Inventor of eyeglasses: Okay, I tried it and I’m sorry, but you’re not gonna believe this…
I’d buy a lot more exercise pants if they were called eating pants.
So in conclusion, the zoo would not adopt my children.
My sons consider “it’s bedtime” my first offer in the negotiation process
You kids are lucky with your selfies, back in my day we had 27 blind attempts, a 24 hour waiting period and a $15 investment
“no” – me after being asked by the joker if i wanted to know how he got his scars
My husband asked me to iron a shirt, so to be nice, I went out and bought him the same shirt with no wrinkles.
them: where do you see yourself in five years
me: i don’t make long-term plans in case of the rapture
I had an interesting talk with my son’s Sunday School teacher because apparently, when she asked the kids for the next line to Jesus Loves Me this I know, he shouted out “Cause Stone Cold says so” instead and now the rest of the class won’t stop doing it.
Sorry I said, “Maybe you’ll do better next time” when you showed me your baby.
Ghosts will turn lights on and off, open and close doors, move objects, but never once have they ever turned on a treadmill and I think that’s very telling.
Remembered there were pudding cups in the fridge, so I walked faster than usual to the kitchen and now I know what a “runner’s high” is.
Womens clothing designers: would you like it skin tight?
Me: uh no
WCD: how about moomoo?
Me: can I have something in between?
WCD: no can do
Welcome to adulthood.
Your keys will be in the pocket closest to the hand holding the most grocery bags.
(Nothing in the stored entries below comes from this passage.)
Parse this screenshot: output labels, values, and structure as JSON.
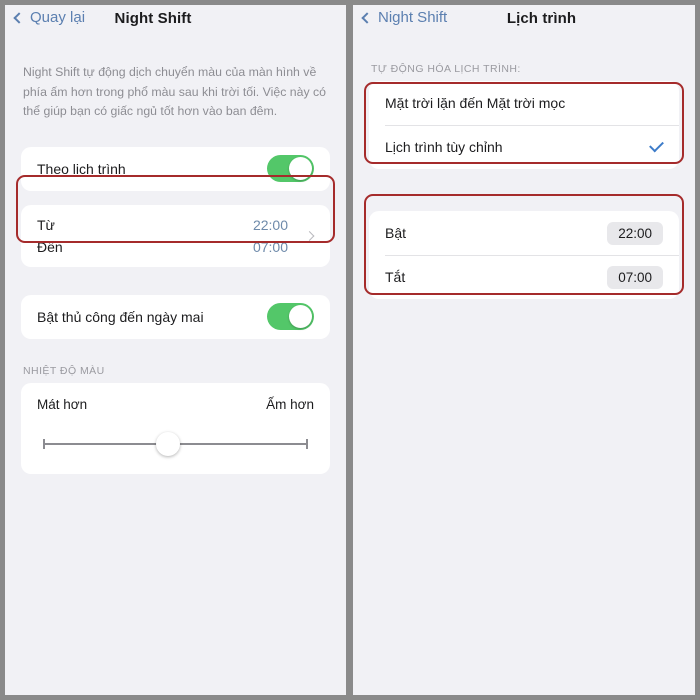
{
  "left": {
    "nav": {
      "back_label": "Quay lại",
      "title": "Night Shift",
      "back_icon": "chevron-left-icon"
    },
    "description": "Night Shift tự động dịch chuyển màu của màn hình về phía ấm hơn trong phổ màu sau khi trời tối. Việc này có thể giúp bạn có giấc ngủ tốt hơn vào ban đêm.",
    "scheduled_row": {
      "label": "Theo lịch trình",
      "toggle_on": true
    },
    "time_row": {
      "from_label": "Từ",
      "from_value": "22:00",
      "to_label": "Đến",
      "to_value": "07:00",
      "chevron_icon": "chevron-right-icon"
    },
    "manual_row": {
      "label": "Bật thủ công đến ngày mai",
      "toggle_on": true
    },
    "temperature": {
      "section_label": "NHIỆT ĐỘ MÀU",
      "cooler_label": "Mát hơn",
      "warmer_label": "Ấm hơn",
      "slider_value_percent": 47
    }
  },
  "right": {
    "nav": {
      "back_label": "Night Shift",
      "title": "Lịch trình",
      "back_icon": "chevron-left-icon"
    },
    "automation": {
      "section_label": "TỰ ĐỘNG HÓA LỊCH TRÌNH:",
      "options": [
        {
          "label": "Mặt trời lặn đến Mặt trời mọc",
          "selected": false
        },
        {
          "label": "Lịch trình tùy chỉnh",
          "selected": true
        }
      ],
      "check_icon": "checkmark-icon"
    },
    "times": [
      {
        "label": "Bật",
        "value": "22:00"
      },
      {
        "label": "Tắt",
        "value": "07:00"
      }
    ]
  },
  "colors": {
    "accent_blue": "#5b7fb0",
    "toggle_green": "#53c769",
    "annotation_red": "#a52b2b",
    "check_blue": "#3d7cc9",
    "panel_bg": "#f1f1f5",
    "frame_gray": "#8a8a8a"
  }
}
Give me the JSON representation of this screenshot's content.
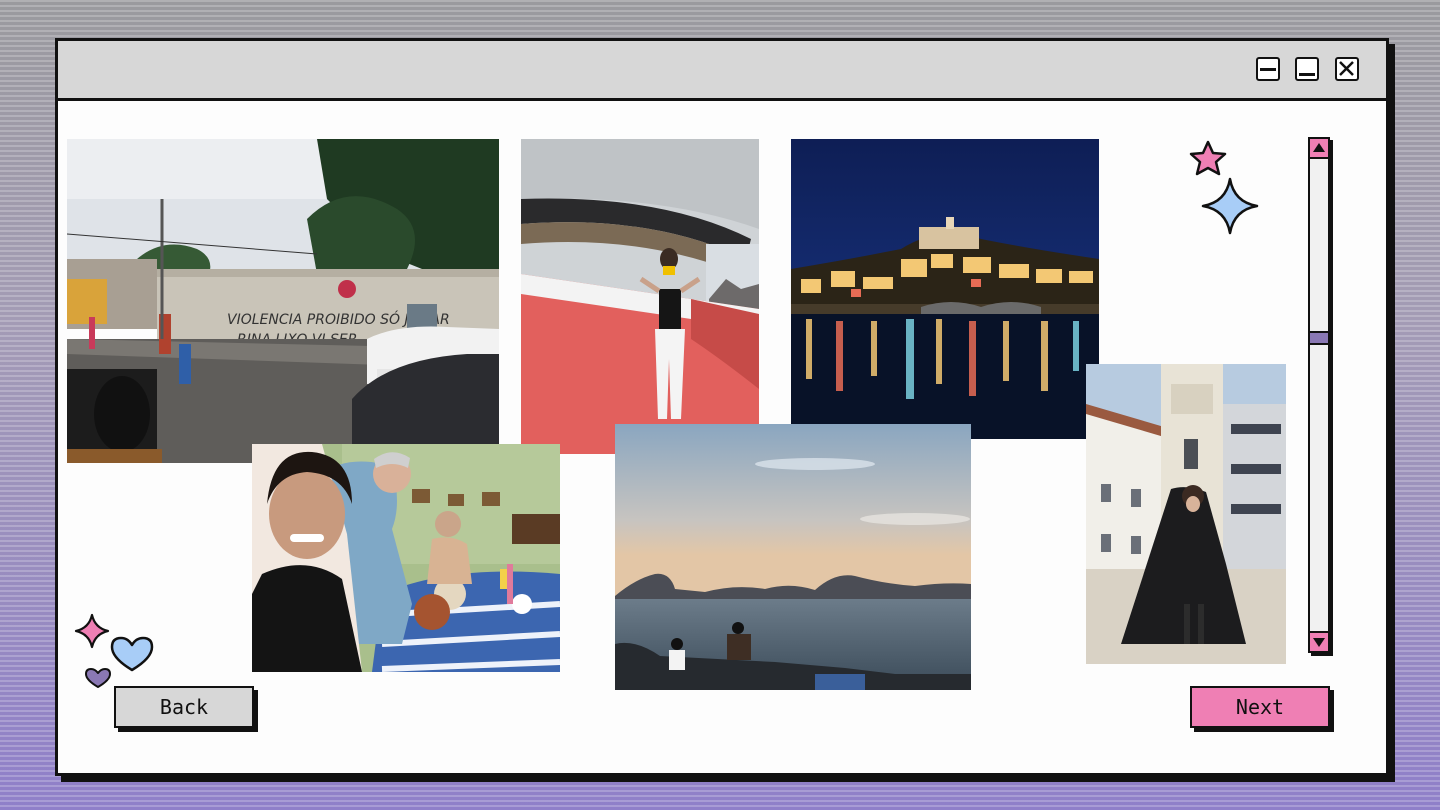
{
  "window": {
    "controls": [
      "minimize",
      "maximize",
      "close"
    ]
  },
  "photos": [
    "street-graffiti-wall",
    "woman-on-red-ramp",
    "night-city-riverside",
    "family-dinner-selfie",
    "sunset-bay-silhouettes",
    "woman-in-cape-courtyard"
  ],
  "navigation": {
    "back_label": "Back",
    "next_label": "Next"
  },
  "colors": {
    "accent_pink": "#ef7fb4",
    "accent_blue": "#a8cdf7",
    "accent_purple": "#8a78b4",
    "titlebar_gray": "#d7d7d7"
  },
  "decorations": {
    "top_right": [
      "pink-star-icon",
      "blue-sparkle-icon"
    ],
    "bottom_left": [
      "pink-sparkle-icon",
      "blue-heart-icon",
      "purple-heart-icon"
    ]
  }
}
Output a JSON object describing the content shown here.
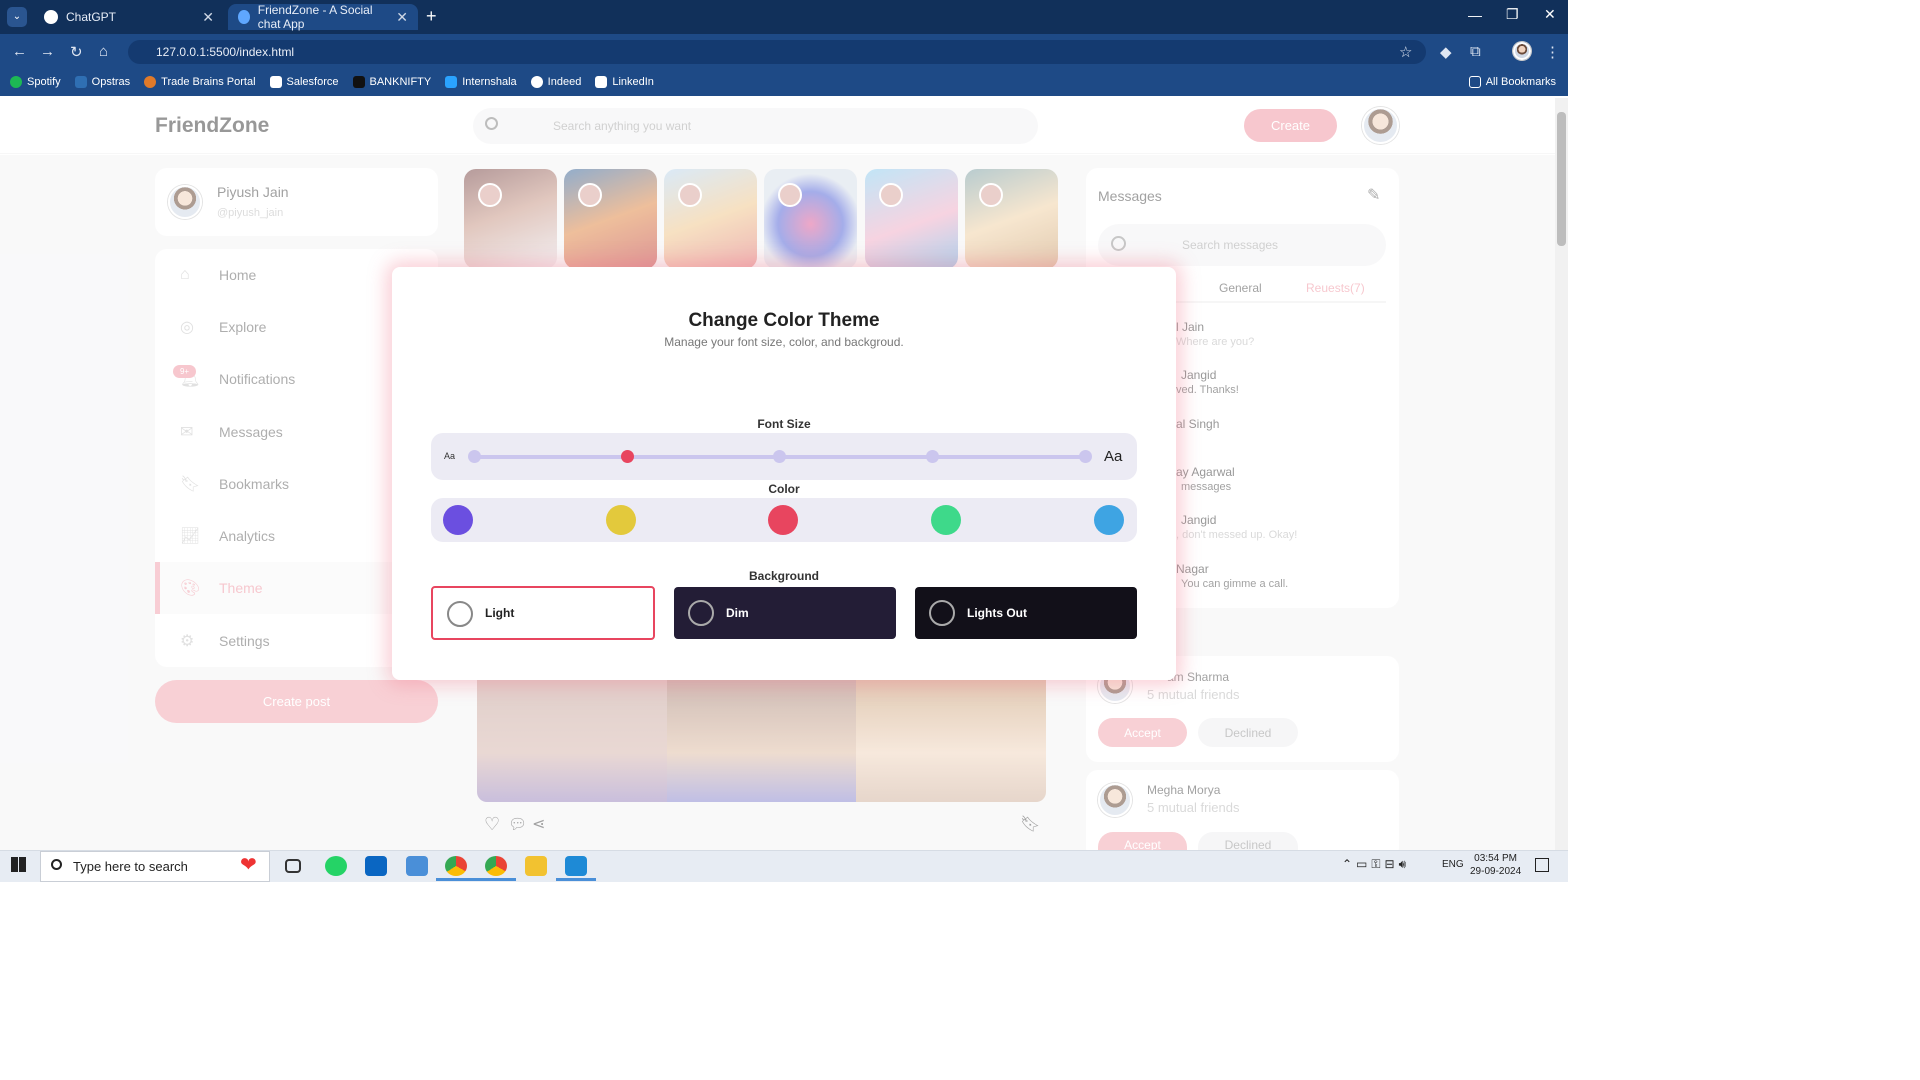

Helped a stranger at the gym write a break up text today so yeah, that English degree is really paying off.
Baker: Is there a problem?
Cannibal, returning a mincemeat pie: You’re damn right there’s a problem!
This may be racist but whenever I have a test in class I try to get a seat next to a dolphin because they are usually really smart.
BREAKING: Dressed as Cat, Jared Leto Pushes Fellow Attendees Off Table at Met Gala
As a man with a beard, I can tell you, when you get sauce in there you just rub it in. It’s part of the beard now
HER: i can’t be with a guy who thinks he’s Optimus Prime
ME: i can change, Becky
HER:
ME: into a semi truck
LIFE LESSON: Never do anything which you don’t want to explain to the Paramedics.